In 2015, two years before Kern assumed ownership of Fort Rapids, he bought the Holiday Inn on an eight-acre site at one of the busiest intersections in Midland. The Holiday Inn franchise – a premier hotel in its heyday – was once considered a staple in the community.
But once Kern signed his name on the dotted line to acquire it, Branson said the hotel’s condition “completely went downhill,” forcing the City of Midland to condemn it in 2018. Three years later, it faced the wrath of a bulldozer.
Though the building no longer exists, Branson said the clean-up of the site “is nowhere near being done.” Kern is still on the hook for bringing the demolition site littered with asphalt, concrete and footings into compliance.
Kern’s yearslong failure to do just that, however, landed him four misdemeanor charges in June in Midland County court: two counts of trash/litter/debris violations, one count of failing to maintain the property, and one count of failing to comply with the site’s demolition permit. Each count is punishable by up to 90 days in jail and a $500 fine.
“We had expected a full-blown jury trial,” Branson said.
Instead, Kern pleaded no contest to all four non-compliance counts on March 20, setting him up for an August sentencing hearing. If he fails to finish the demolition project by the end of August, Kern will be placed, for the third time, in the Midland County Jail, Branson said.
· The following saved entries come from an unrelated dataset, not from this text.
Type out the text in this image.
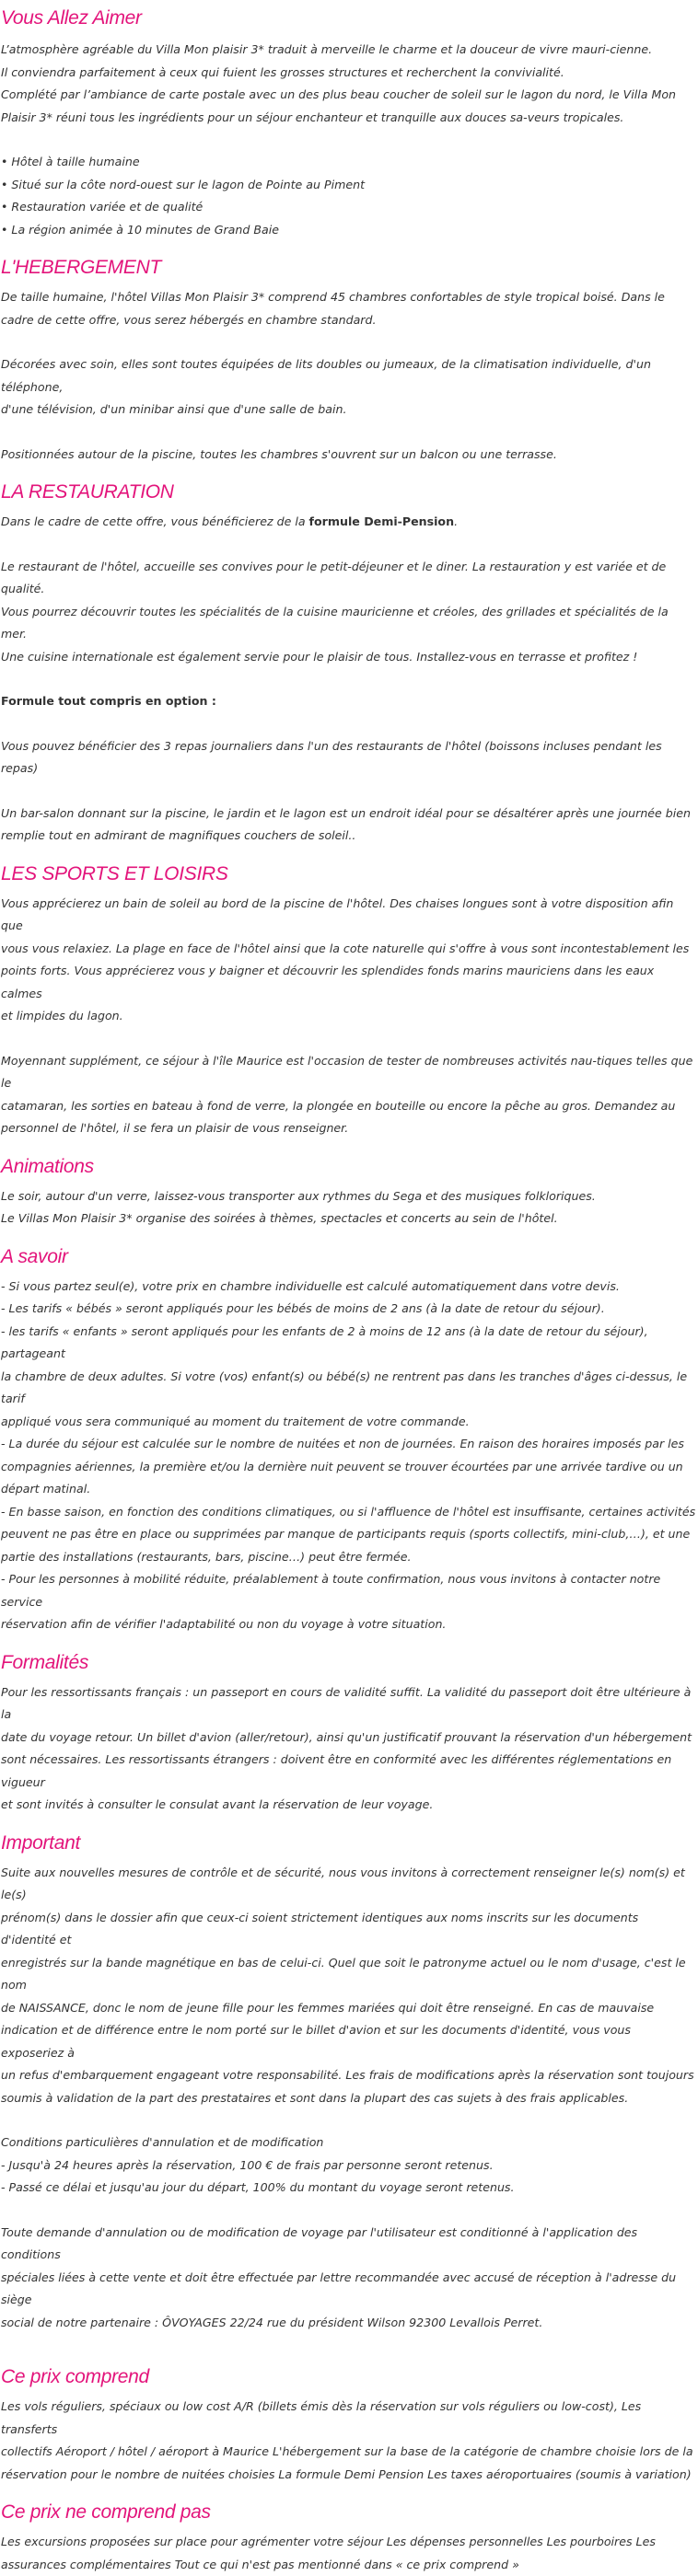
Vous Allez Aimer

L’atmosphère agréable du Villa Mon plaisir 3* traduit à merveille le charme et la douceur de vivre mauri-cienne.

Il conviendra parfaitement à ceux qui fuient les grosses structures et recherchent la convivialité.

Complété par l’ambiance de carte postale avec un des plus beau coucher de soleil sur le lagon du nord, le Villa Mon

Plaisir 3* réuni tous les ingrédients pour un séjour enchanteur et tranquille aux douces sa-veurs tropicales.

• Hôtel à taille humaine
• Situé sur la côte nord-ouest sur le lagon de Pointe au Piment
• Restauration variée et de qualité
• La région animée à 10 minutes de Grand Baie
L'HEBERGEMENT

De taille humaine, l'hôtel Villas Mon Plaisir 3* comprend 45 chambres confortables de style tropical boisé. Dans le

cadre de cette offre, vous serez hébergés en chambre standard.

Décorées avec soin, elles sont toutes équipées de lits doubles ou jumeaux, de la climatisation individuelle, d'un téléphone,

d'une télévision, d'un minibar ainsi que d'une salle de bain.

Positionnées autour de la piscine, toutes les chambres s'ouvrent sur un balcon ou une terrasse.

LA RESTAURATION

Dans le cadre de cette offre, vous bénéficierez de la formule Demi-Pension.

Le restaurant de l'hôtel, accueille ses convives pour le petit-déjeuner et le diner. La restauration y est variée et de qualité.

Vous pourrez découvrir toutes les spécialités de la cuisine mauricienne et créoles, des grillades et spécialités de la mer.

Une cuisine internationale est également servie pour le plaisir de tous. Installez-vous en terrasse et profitez !

Formule tout compris en option :

Vous pouvez bénéficier des 3 repas journaliers dans l'un des restaurants de l'hôtel (boissons incluses pendant les repas)

Un bar-salon donnant sur la piscine, le jardin et le lagon est un endroit idéal pour se désaltérer après une journée bien

remplie tout en admirant de magnifiques couchers de soleil..

LES SPORTS ET LOISIRS

Vous apprécierez un bain de soleil au bord de la piscine de l'hôtel. Des chaises longues sont à votre disposition afin que

vous vous relaxiez. La plage en face de l'hôtel ainsi que la cote naturelle qui s'offre à vous sont incontestablement les

points forts. Vous apprécierez vous y baigner et découvrir les splendides fonds marins mauriciens dans les eaux calmes

et limpides du lagon.

Moyennant supplément, ce séjour à l'île Maurice est l'occasion de tester de nombreuses activités nau-tiques telles que le

catamaran, les sorties en bateau à fond de verre, la plongée en bouteille ou encore la pêche au gros. Demandez au

personnel de l'hôtel, il se fera un plaisir de vous renseigner.

Animations

Le soir, autour d'un verre, laissez-vous transporter aux rythmes du Sega et des musiques folkloriques.

Le Villas Mon Plaisir 3* organise des soirées à thèmes, spectacles et concerts au sein de l'hôtel.

A savoir

- Si vous partez seul(e), votre prix en chambre individuelle est calculé automatiquement dans votre devis.

- Les tarifs « bébés » seront appliqués pour les bébés de moins de 2 ans (à la date de retour du séjour).

- les tarifs « enfants » seront appliqués pour les enfants de 2 à moins de 12 ans (à la date de retour du séjour), partageant

la chambre de deux adultes. Si votre (vos) enfant(s) ou bébé(s) ne rentrent pas dans les tranches d'âges ci-dessus, le tarif

appliqué vous sera communiqué au moment du traitement de votre commande.

- La durée du séjour est calculée sur le nombre de nuitées et non de journées. En raison des horaires imposés par les

compagnies aériennes, la première et/ou la dernière nuit peuvent se trouver écourtées par une arrivée tardive ou un

départ matinal.

- En basse saison, en fonction des conditions climatiques, ou si l'affluence de l'hôtel est insuffisante, certaines activités

peuvent ne pas être en place ou supprimées par manque de participants requis (sports collectifs, mini-club,…), et une

partie des installations (restaurants, bars, piscine…) peut être fermée.

- Pour les personnes à mobilité réduite, préalablement à toute confirmation, nous vous invitons à contacter notre service

réservation afin de vérifier l'adaptabilité ou non du voyage à votre situation.

Formalités

Pour les ressortissants français : un passeport en cours de validité suffit. La validité du passeport doit être ultérieure à la

date du voyage retour. Un billet d'avion (aller/retour), ainsi qu'un justificatif prouvant la réservation d'un hébergement

sont nécessaires. Les ressortissants étrangers : doivent être en conformité avec les différentes réglementations en vigueur

et sont invités à consulter le consulat avant la réservation de leur voyage.

Important

Suite aux nouvelles mesures de contrôle et de sécurité, nous vous invitons à correctement renseigner le(s) nom(s) et le(s)

prénom(s) dans le dossier afin que ceux-ci soient strictement identiques aux noms inscrits sur les documents d'identité et

enregistrés sur la bande magnétique en bas de celui-ci. Quel que soit le patronyme actuel ou le nom d'usage, c'est le nom

de NAISSANCE, donc le nom de jeune fille pour les femmes mariées qui doit être renseigné. En cas de mauvaise

indication et de différence entre le nom porté sur le billet d'avion et sur les documents d'identité, vous vous exposeriez à

un refus d'embarquement engageant votre responsabilité. Les frais de modifications après la réservation sont toujours

soumis à validation de la part des prestataires et sont dans la plupart des cas sujets à des frais applicables.

Conditions particulières d'annulation et de modification

- Jusqu'à 24 heures après la réservation, 100 € de frais par personne seront retenus.

- Passé ce délai et jusqu'au jour du départ, 100% du montant du voyage seront retenus.

Toute demande d'annulation ou de modification de voyage par l'utilisateur est conditionné à l'application des conditions

spéciales liées à cette vente et doit être effectuée par lettre recommandée avec accusé de réception à l'adresse du siège

social de notre partenaire : ÔVOYAGES 22/24 rue du président Wilson 92300 Levallois Perret.

Ce prix comprend

Les vols réguliers, spéciaux ou low cost A/R (billets émis dès la réservation sur vols réguliers ou low-cost), Les transferts

collectifs Aéroport / hôtel / aéroport à Maurice L'hébergement sur la base de la catégorie de chambre choisie lors de la

réservation pour le nombre de nuitées choisies La formule Demi Pension Les taxes aéroportuaires (soumis à variation)

Ce prix ne comprend pas

Les excursions proposées sur place pour agrémenter votre séjour Les dépenses personnelles Les pourboires Les

assurances complémentaires Tout ce qui n'est pas mentionné dans « ce prix comprend »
One more stipulation remains, Branson said. If Kern fails to pay the Midland County Treasurer $225,000 in back taxes on the property, the property is likely to be foreclosed and swept under the county’s control.
Kern’s risk of jail time has left Columbus stakeholders scratching their heads about what the legal development means for the deteriorating, 16-acre Fort Rapids resort that sits empty on Hamilton Road.
Since Kern bought the former resort for $2.5 million in 2017, it has been left in a state of disrepair and subjected to pending litigation across three Franklin County courts. A California developer’s plans to transform the 330-room, 60,000-square-foot resort into micro-apartments for low-income tenants, meanwhile, remains in limbo.
That’s why Columbus real estate agent Dan Sheeran, who has been working to sell the Fort Rapids resort to new ownership since 2018, wants the City of Columbus to force the ownership from Kern’s hands.
“We would think that Columbus would look at this and say, ‘It’s a pattern of behavior, and it’s probably not going to change,’ but I don’t know,” Sheeran said.
Columbus City Attorney Zach Klein has requested a court-appointed receiver to take possession of the property and prepare it for sale, spokesperson Pete Shipley told NBC4 earlier this month.